Antonioni has a documentary vision underlying his classic films,this acts like a corrective to any kind of indulgence.Invited to China by MaoZe Dung for 8 weeks to document the effects of the Cultural Revolution on a presumption of shared values under constant chaperone,so as not to stray from the prearranged puppet-shows, acrobats, propaganda songs and indoctrinated story,there are moments he steals from his minders,out of the sides of their vision,sights of the people of China going about their daily routine out of the various cities and provinces. He intended solely to "present a large collection of faces,gestures,customs."This is a time capsule of an unknown China in the early 70s released into the West by a great master of film.Chung Kuo Cina was condemned by the Chinese as anti-Chinese imperialistic slander for not showing off the great achievements of the Cultural Revolution leading to a 32 year ban.This 208 minute version consists of 3 parts.The first part,taken around Beijing,includes a cotton factory, older sections of the city,and a clinic where a caesarean operation is performed,using acupuncture.The Great Wall of China is spectacular,although there are broken sections.

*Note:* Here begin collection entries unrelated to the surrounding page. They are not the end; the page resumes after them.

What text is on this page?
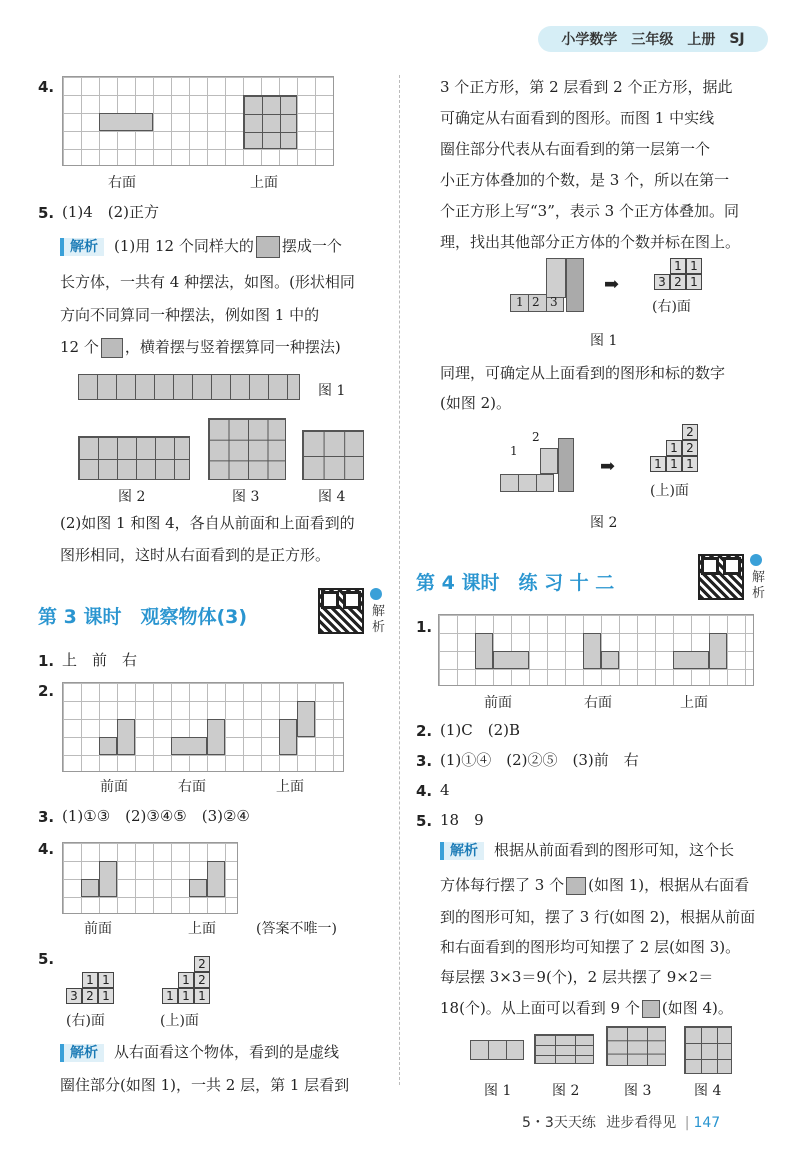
小学数学 三年级 上册 SJ
4.
右面	上面
5. (1)4　(2)正方
解析 (1)用 12 个同样大的 摆成一个
长方体，一共有 4 种摆法，如图。(形状相同
方向不同算同一种摆法，例如图 1 中的
12 个 ，横着摆与竖着摆算同一种摆法)
图 1
图 2	图 3	图 4
(2)如图 1 和图 4，各自从前面和上面看到的
图形相同，这时从右面看到的是正方形。
第 3 课时　观察物体(3)	解析
1. 上　前　右
2.
前面	右面	上面
3. (1)①③　(2)③④⑤　(3)②④
4.
前面	上面	(答案不唯一)
5.
1 1
3 2 1
(右)面
2
1 2
1 1 1
(上)面
解析 从右面看这个物体，看到的是虚线
圈住部分(如图 1)，一共 2 层，第 1 层看到
3 个正方形，第 2 层看到 2 个正方形，据此
可确定从右面看到的图形。而图 1 中实线
圈住部分代表从右面看到的第一层第一个
小正方体叠加的个数，是 3 个，所以在第一
个正方形上写“3”，表示 3 个正方体叠加。同
理，找出其他部分正方体的个数并标在图上。
1 2 3
➡
1 1
3 2 1
(右)面
图 1
同理，可确定从上面看到的图形和标的数字
(如图 2)。
2
1
➡
2
1 2
1 1 1
(上)面
图 2
第 4 课时　练 习 十 二	解析
1.
前面	右面	上面
2. (1)C　(2)B
3. (1)①④　(2)②⑤　(3)前　右
4. 4
5. 18　9
解析 根据从前面看到的图形可知，这个长
方体每行摆了 3 个 (如图 1)，根据从右面看
到的图形可知，摆了 3 行(如图 2)，根据从前面
和右面看到的图形均可知摆了 2 层(如图 3)。
每层摆 3×3＝9(个)，2 层共摆了 9×2＝
18(个)。从上面可以看到 9 个 (如图 4)。
图 1	图 2	图 3	图 4
5・3天天练 进步看得见 | 147
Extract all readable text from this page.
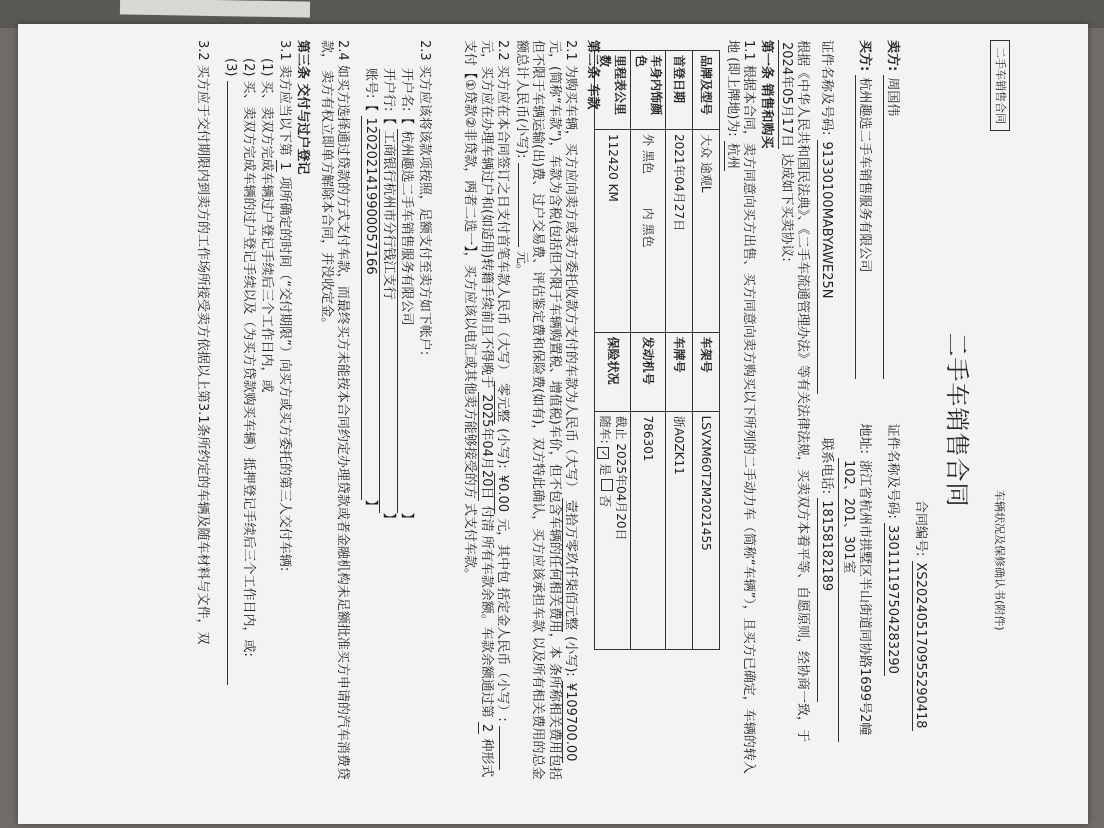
二手车销售合同
车辆状况及保修确认书(附件)
二手车销售合同
合同编号: XS202405170955290418
卖方: 周国伟 证件名称及号码: 330111197504283290
买方: 杭州趣选二手车销售服务有限公司 地址: 浙江省杭州市拱墅区半山街道同协路1699号2幢102、201、301室
证件名称及号码: 91330100MABYAWE25N 联系电话: 18158182189
根据《中华人民共和国民法典》、《二手车流通管理办法》等有关法律法规，买卖双方本着平等、自愿原则，经协商一致，于 2024年05月17日 达成如下买卖协议:
第一条 销售和购买
1.1 根据本合同，卖方同意向买方出售、买方同意向卖方购买以下所列的二手动力车（简称“车辆”），且买方已确定，车辆的转入地 (即上牌地)为: 杭州
品牌及型号	大众 途观L	车架号	LSVXM60T2M2021455
首登日期	2021年04月27日	车牌号	浙A0ZK11
车身内饰颜色	外 黑色 内 黑色	发动机号	786301
里程表公里数	112420 KM	保险状况	截止 2025年04月20日
随车: ✓ 是  否
第二条 车款
2.1 为购买车辆，买方应向卖方或卖方委托收款方支付的车款为人民币（大写） 壹拾万零玖仟柒佰元整 (小写): ¥109700.00 元，(简称“车款”)，车款为含税(包括但不限于车辆购置税、增值税)车价，但不包含车辆的任何相关费用，本 条所称相关费用包括但不限于车辆运输(出)费、过户交易费、评估鉴定费和保险费(如有)，双方特此确认，买方应该承担车款 以及所有相关费用的总金额总计人民币(小写):  元。
2.2 买方应在本合同签订之日支付首笔车款人民币（大写） 零元整 (小写): ¥0.00 元，其中包 括定金人民币（小写）:  元，买方应在办理车辆过户和(如适用)转籍手续前且不得晚于 2025年04月20日 付清 所有车款余额。车款余额通过第 2 种形式支付【①贷款②非贷款，两者二选一】，买方应该以电汇或其他卖方能够接受的方 式支付车款。
2.3 买方应该将该款项按照，足额支付至卖方如下帐户:
开户名:【 杭州趣选二手车销售服务有限公司】
开户行:【 工商银行杭州市分行钱江支行】
账号:【 1202021419900057166】
2.4 如买方选择通过贷款的方式支付车款，而最终买方未能按本合同约定办理贷款或者金融机构未足额批准买方申请的汽车消费贷款， 卖方有权立即单方解除本合同，并没收定金。
第三条 交付与过户登记
3.1 卖方应当以下第 1 项所确定的时间（“交付期限”）向买方或买方委托的第三人交付车辆:
(1) 买、卖双方完成车辆过户登记手续后三个工作日内，或
(2) 买、卖双方完成车辆的过户登记手续以及（为买方贷款购买车辆）抵押登记手续后三个工作日内，或:
(3)
3.2 买方应于交付期限内到卖方的工作场所接受卖方依据以上第3.1条所约定的车辆及随车材料与文件，双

In documenting what he refers to as "mundane daily activity", Antonioni films the people as he finds them, with much attention paid to lingering shots of individual faces, ignoring one town governor's hasty attempts to force elderly residents out of the camera's sightlines,frantically insisting that everything be captured "properly".For all the sequences of immaculately behaved children reciting songs about the wonders of collectivism, it was a single shot of them running into the playground with which the censors took umbrage, at odds with the studious picture of youth they wished to present.He filmed structures like bridges more poetically.By playing around with imagery the Chinese saw him as destroying the propaganda of stability . Each section of Chung Kuo China takes in a different city or province on the crew's journey, beginning in Tiananmen Square (where we first hear the film's title theme "We Love Tiananmen Square") and ending in Shanghai. Antonioni is quick to admit that his portrait of China barely scratches the surface, quoting an old Chinese saying that "You can depict a Tiger's skin, but not its heart", but he's clearly seduced by the country's natural beauty, especially as the control exerted by his chaperones appears to loosen the further from Beijing they travel.People do Tai Chi exercises in squares.
Some of the best footage comes when travelling through the Henan Province, especially when the crew have to jump from a moving vehicle to capture the rare instance of a private market in full swing, despite their guides' futile attempts to stop them. The network of canals that make up Suzhou City provide some of the most beautiful imagery in the film, whilst a stop at China's largest factory recalls the industrial landscapes of Il Deserto Rosso (1964), but it's a ghost town of straw huts in the centre of Shanghai, left to commemorate the Sino-Japanese war, that prove the most eerily evocative. "For one fourth of the earth's population, we're so unfamiliar that it fills us with awe", the narration says, and one gets the impression that Antonioni is aware of the cultural importance of such privileged access to what would remain a closed world for years to come, "China has opened its doors, but still remains a distant and largely unknown world".With the restless curiosity of Marco Polo Antonioni tenderly takes in the faces of this alien world in tea houses and restaurants,street scenes where bicycles tinkle and on boats,he also illegally captures a war-ship briefly.This important pre-Capitalist China is an important social document of a lost era.There are some scratches to the film and the 3 parts are all compressed on one disc.You feel this revolution has met its match in a director who respects the collectivist vision in reducing malnutrition.No extras.In colour.